My focus was destroyed by tour guide’s call to continue journey into another part of Taman Sari. “We will see mosque, ladies and gentlemen!“, He said. I just followed with an ordinary feeling. I could only imagine an appearance of Great Mosque of Surakarta Palace, which I visited three months ago. “Oh, this mosque appearance will like that“, I closed my own guess.

For a moment I was in a large and neatly arranged courtyard with a visitor circular path which follow area shape. A magnificent ornate gate proudly stood at one side of this area, large and old trees covered participants from hot weather of Yogyakarta.

Gedhong Gapura Hageng (Gapura Agung), Taman Sari’s main gate.
A small gate to the mosque.

Meanwhile, on opposite side of it, there was a small gate with a door which leading visitors to underground. Ten minutes later, tour guide called group and they began to follow him into gate.

I was at back of them and began to descend stairs to follow the underground tunnel. “What kind of mosque is in underground?“, I kept curiously wondering.

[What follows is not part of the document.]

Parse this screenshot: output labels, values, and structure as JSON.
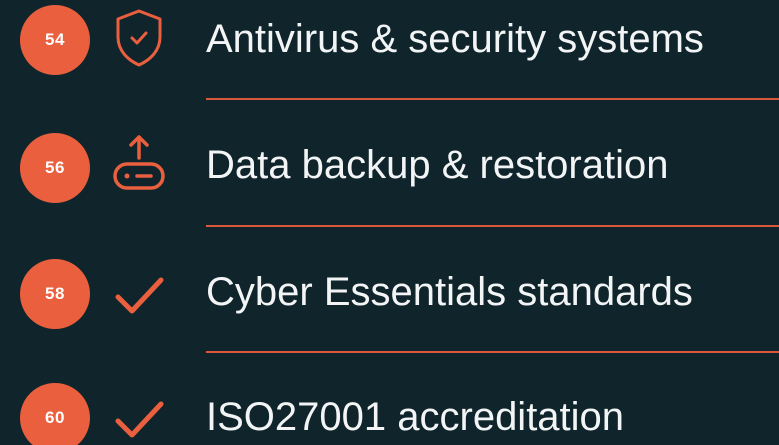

This mosque isn’t what you imagine, it is just a tunnel for worship. Because this mosque was hidden from Dutch colonialm. In ancient times, Dutch colonialism prohibited kingdom members from performing worship“, tour guide explained, which made me directly understood.

To tunnels.
To tunnels.

It was only camouflage of a function as mosque. A brilliant idea from Sri Sultan Hamengkubuwono I, the first Sultan of Yogyakarta”, I started to admire this architecture in my mind. The tunnel could be passed without having to walk down your head, designed in such a way which it was sufficient for adults to pass through. During regular intervals, lamps were installed which would certainly helpful when the day turns dark. Tunnel walls were also shown original stone texture without paint, adding to its classic atmosphere.

I continued to explore along tunnel to find the end of this unique architectural masterpiece. I was even more amazed, the tunnel led to an arrangement of four staircases which were additional part of tunnels and also fifth staircase which was protruded from second floor tunnel to form a stage. “This stage was a pulpit for khateeb (Islam preacher) to give sermon, and palace’s family members would pray and sit listening to the sermon from the tunnel“, tour guide stood on pulpit while pointing his finger in several tunnels.

Tunnel as a mosque.
Other side of tunnel.
A pulpit.

Sermon sound would be heard until the end of tunnels because it used tunnel walls to echo the voice of khateeb” he continued.

Wow, I really praised the smart strategy of Sultan to be able to worship in the midst of colonial government’s prohibition. If Dutch colonial had inspected this place, of course, they would never have known if these tunnels actually functioned as a mosque of Yogyakarta Sultanate which was very secretive. They must have only suspected that this tunnels only served as an access between sides in Taman Sari area.

This mosque was nicknamed as SUMUR GUMULING.